First, is there any way to tell the age of manufacture from a serial number? It’s BC010231. Does this mean 2001?
Next, I had a Mesa Mark V with a similar control of layout, and I was wondering if the circuit is laid out in a similar way, where the tone knobs are before the drive circuit and EQ sliders are after. The manual says the knobs are passive, so does that mean they’re all reductive and only cut frequencies?
Next, one peculiar thing is that the position of the gain knob on the channel I’m not using influences the behavior of the gain on the channel I am using. So if I’m using the green channel for clean (and red channel for distortion), if the red gain knob is all the way up, turning down the green gain below 9:00 doesn’t clean it up all the way or make it quieter, it just changes the tone to be more dull. But if Red gain is all the way down, turning down green gain will make it cleaner and quieter until there’s no sound at all. Is this normal or some poorly done modification from the old owner?
Last, does the Shift switch just lower the bass and treble levels overall to make the mids more prominent or what?
Okay, that’s all for now, thanks for your answers!
Generally the settings on one channel should not noticeably effect the sound of the other. If that is happening, either there is a bad switching device in one of the channels, or your hearing is super sensitive. Depends on the severity of the issue.
Shift actually shifts the entire tone stack to a slightly lower register.
Yeah, the issue with the knobs is definitely not subtle. Here’s a link so you can hear, with the red gain at zero, the green gain works as expected. With the red gain turned up, the green gain never goes silent but experiences a strange tone shift in the first quarter of its rotation.
And just to follow up a bit more, for the EQ kn obs and sliders, they are all post gain so should I think of the knobs as more wider controls and the sliders as fine tuners?
And final super stupid question, does the shift button actually change the tone stack curve in addition to lowering it or just flatly lower the entire thing?
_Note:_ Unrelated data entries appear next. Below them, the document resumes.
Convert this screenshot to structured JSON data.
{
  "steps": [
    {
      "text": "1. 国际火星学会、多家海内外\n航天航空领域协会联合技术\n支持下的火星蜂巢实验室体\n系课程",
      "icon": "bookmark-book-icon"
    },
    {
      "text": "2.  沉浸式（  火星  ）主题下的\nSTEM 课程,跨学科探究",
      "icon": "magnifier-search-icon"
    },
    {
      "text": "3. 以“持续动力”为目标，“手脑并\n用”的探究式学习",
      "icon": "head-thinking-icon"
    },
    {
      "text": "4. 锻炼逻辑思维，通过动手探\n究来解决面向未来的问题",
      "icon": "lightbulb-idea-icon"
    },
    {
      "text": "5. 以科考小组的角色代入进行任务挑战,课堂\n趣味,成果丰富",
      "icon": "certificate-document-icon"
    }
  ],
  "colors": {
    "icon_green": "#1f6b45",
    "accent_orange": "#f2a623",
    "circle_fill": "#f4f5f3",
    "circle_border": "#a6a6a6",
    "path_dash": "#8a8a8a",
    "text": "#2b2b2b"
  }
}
I’m asking because I’m sort of wondering what the “point” of the button is, so to speak. I mean, obviously the real answer is to use my ears and figure it out but I’m just curious for me design and technical standpoint.
my best understanding of the shift switch is that is shifts the frequencies of the tone stack to a more bassy register. when dave says lower he means of a lower frequency, not less volume. say (made up numbers) that normally turning up the “mid” knob would increase frequency response in the vicinity of around 1 kHz without the shift knob, with the shift knob that would change to e.g. (again numbers are made up) 700 Hz. to my ears it ends up sounding like a low-mid boost with the shift engaged, and makes the tone overall thicker and meatier. the overall effect of the switch does depend how the tone stack knobs are set, however. overall, on my 50CL (no eq) I usually leave it disengaged, but there are some cases where I engage it.
Thanks, that’s a really insightful comment and helps a lot! It sounded a bit at first like it was boosting the mids, but now I understand it better that it was probably just boosting the lower mids relatively to how I have the knobs set, since I usually keep the bass low and treble a bit higher, which masks the upper mid-range otherwise.